Maria João Cunha tem como objetivo continuar a criar peças e coleções na indústria da moda: “gostava muito de continuar a desenvolver a minha marca e continuar a apresentar mais criações”.
Sente que, desde que participou no Concurso Novos Criadores PFN, a sua vida mudou bastante e levou-a a desenvolver a coleção que apresentou no Portugal Fashion, uma vez que já tinha realizado “vários esboços mas nunca lhes tinha dado vida. Foi devido ao PFN que consegui desenvolver as coleções que apresentei até agora”, termina.
O dia de desfiles dedicado à plataforma Bloom continuou com The Lady Maker às 18h00; Abiola Olusola às 19h00; Ahcor e Diogo Van Der Sandt às 20h00; Vítor Dias às 21h30. Judy Sanderson, às 22h30, finalizou o dia do Portugal Fashion dedicado às almas novas da moda nacional.
O projeto Bloom começou em 2010, quando o Portugal Fashion celebrava 15 anos, captando a atenção do público e dos media, pela originalidade das propostas.
Este espaço na programação do evento assume-se como “promotor da criatividade” e admite acontecer “de forma ‘performativa’, ou seja, a roupa está em exposição, apesar de estar vestida”. A fusão de diferentes expressões artísticas acontece com performances de moda, mas também concertos, DJ sets e intervenções de arte.
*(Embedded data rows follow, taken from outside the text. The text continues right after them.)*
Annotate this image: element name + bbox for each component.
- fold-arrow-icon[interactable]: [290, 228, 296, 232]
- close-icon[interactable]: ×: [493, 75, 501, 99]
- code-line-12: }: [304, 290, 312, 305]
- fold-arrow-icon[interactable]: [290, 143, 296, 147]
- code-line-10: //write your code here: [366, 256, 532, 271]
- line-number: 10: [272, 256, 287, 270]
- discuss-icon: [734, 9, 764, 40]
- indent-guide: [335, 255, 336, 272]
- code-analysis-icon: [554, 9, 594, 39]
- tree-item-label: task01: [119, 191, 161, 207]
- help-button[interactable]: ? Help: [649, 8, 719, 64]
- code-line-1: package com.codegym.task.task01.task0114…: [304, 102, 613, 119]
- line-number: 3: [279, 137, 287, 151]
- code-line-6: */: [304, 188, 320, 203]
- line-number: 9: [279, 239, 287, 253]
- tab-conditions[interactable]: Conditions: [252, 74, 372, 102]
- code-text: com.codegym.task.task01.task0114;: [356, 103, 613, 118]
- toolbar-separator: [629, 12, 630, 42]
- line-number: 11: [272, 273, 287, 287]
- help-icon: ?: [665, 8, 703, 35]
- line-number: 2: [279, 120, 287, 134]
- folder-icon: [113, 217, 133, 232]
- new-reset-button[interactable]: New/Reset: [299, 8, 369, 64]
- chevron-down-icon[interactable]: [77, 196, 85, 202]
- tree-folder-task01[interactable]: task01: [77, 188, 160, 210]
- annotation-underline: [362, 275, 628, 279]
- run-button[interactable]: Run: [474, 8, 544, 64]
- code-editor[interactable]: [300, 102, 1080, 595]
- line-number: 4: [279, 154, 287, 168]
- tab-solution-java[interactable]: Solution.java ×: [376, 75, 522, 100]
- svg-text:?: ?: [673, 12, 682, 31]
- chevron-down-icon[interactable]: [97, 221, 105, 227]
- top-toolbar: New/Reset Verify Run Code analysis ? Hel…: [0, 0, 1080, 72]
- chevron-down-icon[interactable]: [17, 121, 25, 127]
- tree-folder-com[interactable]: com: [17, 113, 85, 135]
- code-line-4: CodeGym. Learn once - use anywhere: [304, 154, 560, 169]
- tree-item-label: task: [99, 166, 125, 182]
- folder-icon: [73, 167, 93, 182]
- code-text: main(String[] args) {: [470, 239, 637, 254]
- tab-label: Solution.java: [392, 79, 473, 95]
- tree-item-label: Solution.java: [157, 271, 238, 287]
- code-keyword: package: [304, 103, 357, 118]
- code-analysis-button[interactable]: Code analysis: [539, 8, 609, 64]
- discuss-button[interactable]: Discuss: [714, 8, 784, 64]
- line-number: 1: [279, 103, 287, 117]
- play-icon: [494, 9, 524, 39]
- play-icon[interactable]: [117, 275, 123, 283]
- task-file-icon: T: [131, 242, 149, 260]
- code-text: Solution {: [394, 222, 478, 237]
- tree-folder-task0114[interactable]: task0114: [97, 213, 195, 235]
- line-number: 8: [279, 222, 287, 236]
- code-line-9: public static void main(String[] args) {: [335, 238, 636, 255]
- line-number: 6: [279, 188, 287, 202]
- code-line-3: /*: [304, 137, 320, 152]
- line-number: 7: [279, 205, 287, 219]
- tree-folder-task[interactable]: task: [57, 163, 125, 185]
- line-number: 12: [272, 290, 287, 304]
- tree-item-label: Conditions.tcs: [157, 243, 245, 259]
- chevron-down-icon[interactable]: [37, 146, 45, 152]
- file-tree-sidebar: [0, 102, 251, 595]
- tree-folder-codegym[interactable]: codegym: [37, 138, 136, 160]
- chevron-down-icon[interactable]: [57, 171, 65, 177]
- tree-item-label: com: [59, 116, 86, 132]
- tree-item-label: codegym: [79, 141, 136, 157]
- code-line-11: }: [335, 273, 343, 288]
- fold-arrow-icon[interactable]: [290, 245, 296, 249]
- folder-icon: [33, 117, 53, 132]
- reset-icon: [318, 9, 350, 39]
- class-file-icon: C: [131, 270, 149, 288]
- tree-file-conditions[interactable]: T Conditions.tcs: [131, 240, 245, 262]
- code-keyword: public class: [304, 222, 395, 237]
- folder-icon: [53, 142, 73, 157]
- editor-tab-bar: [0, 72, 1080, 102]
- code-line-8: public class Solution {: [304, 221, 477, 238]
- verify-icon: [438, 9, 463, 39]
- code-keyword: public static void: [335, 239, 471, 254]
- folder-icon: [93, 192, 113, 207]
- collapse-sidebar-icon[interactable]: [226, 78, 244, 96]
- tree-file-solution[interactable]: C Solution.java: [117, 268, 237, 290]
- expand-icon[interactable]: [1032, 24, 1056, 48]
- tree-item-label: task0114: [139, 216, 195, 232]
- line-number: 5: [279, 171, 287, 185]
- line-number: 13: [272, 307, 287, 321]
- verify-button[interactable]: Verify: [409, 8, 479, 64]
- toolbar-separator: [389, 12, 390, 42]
Desde que foi criado, têm emergido do Bloom jovens criadores que consolidaram as suas carreiras, passando a marcar presença no calendário principal do Portugal Fashion. É o caso de nomes hoje largamente reconhecidos no mundo da moda, como David Catalán, Estelita Mendonça, Hugo Costa, Inês Torcato ou Susana Bettencourt.